About the Vinyl & Records What's Missing? Game
A picture-recall challenge based on the classic parlour game. Study a board of pictures for a few seconds, then one quietly disappears — can you say which? Rounds get bigger and faster as you go, and three wrong answers ends the run.
The crackle before the first track, sleeve notes read a hundred times, B-sides better than the hits — vinyl is nostalgia you can hold. Spin the records deck and match your way through the long-playing era.
How to Play
- Press Start and memorise every picture on the board.
- After a few seconds the board hides and one picture is removed.
- Pick the missing picture from the answer choices.
- Each correct answer adds a bigger board.

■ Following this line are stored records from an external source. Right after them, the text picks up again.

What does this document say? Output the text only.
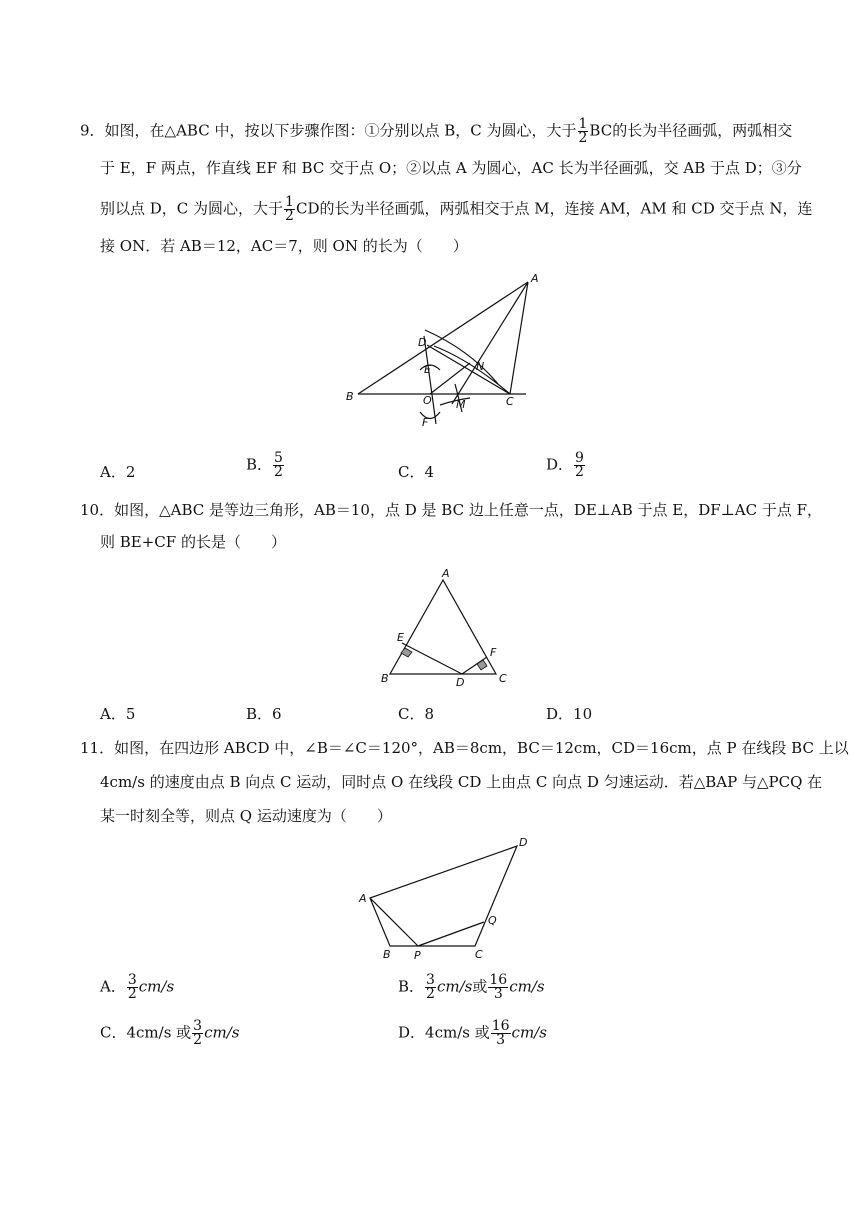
9．如图，在△ABC 中，按以下步骤作图：①分别以点 B，C 为圆心，大于 $\frac{1}{2}$ BC的长为半径画弧，两弧相交
于 E，F 两点，作直线 EF 和 BC 交于点 O；②以点 A 为圆心，AC 长为半径画弧，交 AB 于点 D；③分
别以点 D，C 为圆心，大于 $\frac{1}{2}$ CD的长为半径画弧，两弧相交于点 M，连接 AM，AM 和 CD 交于点 N，连
接 ON．若 AB＝12，AC＝7，则 ON 的长为（　　）
A
B	C
D
E
F
N
O M
A．2	B． $\frac{5}{2}$	C．4	D． $\frac{9}{2}$
10．如图，△ABC 是等边三角形，AB＝10，点 D 是 BC 边上任意一点，DE⊥AB 于点 E，DF⊥AC 于点 F，
则 BE+CF 的长是（　　）
A
B	C
D
E
F
A．5	B．6	C．8	D．10
11．如图，在四边形 ABCD 中，∠B＝∠C＝120°，AB＝8cm，BC＝12cm，CD＝16cm，点 P 在线段 BC 上以
4cm/s 的速度由点 B 向点 C 运动，同时点 O 在线段 CD 上由点 C 向点 D 匀速运动．若△BAP 与△PCQ 在
某一时刻全等，则点 Q 运动速度为（　　）
A
B	C
D
P
Q
A． $\frac{3}{2} cm/s$	B． $\frac{3}{2} cm/s$或 $\frac{16}{3} cm/s$
C．4cm/s 或 $\frac{3}{2} cm/s$	D．4cm/s 或 $\frac{16}{3} cm/s$
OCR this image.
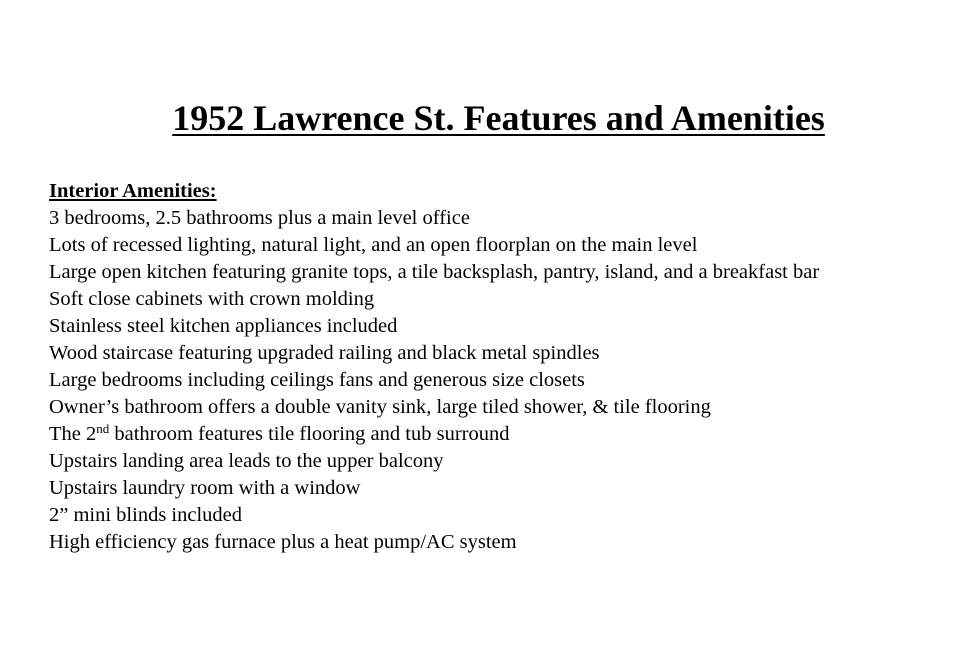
1952 Lawrence St. Features and Amenities
Interior Amenities:
3 bedrooms, 2.5 bathrooms plus a main level office
Lots of recessed lighting, natural light, and an open floorplan on the main level
Large open kitchen featuring granite tops, a tile backsplash, pantry, island, and a breakfast bar
Soft close cabinets with crown molding
Stainless steel kitchen appliances included
Wood staircase featuring upgraded railing and black metal spindles
Large bedrooms including ceilings fans and generous size closets
Owner’s bathroom offers a double vanity sink, large tiled shower, & tile flooring
The 2nd bathroom features tile flooring and tub surround
Upstairs landing area leads to the upper balcony
Upstairs laundry room with a window
2” mini blinds included
High efficiency gas furnace plus a heat pump/AC system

Three misses ends the game.
Why Play What's Missing?
- Trains observation and visual recall under time pressure
- Based on "Kim’s Game", used for over a century in memory training
- Great party and classroom game — call answers out loud together
Fun Facts About Vinyl & Records
- The long-playing (LP) record was introduced by Columbia Records in 1948.
- Most albums spin at 33⅓ revolutions per minute; singles spin at 45.
- The groove on an LP, unwound, would stretch roughly half a kilometre.
- Vinyl has made a huge comeback — new vinyl now outsells CDs in several countries.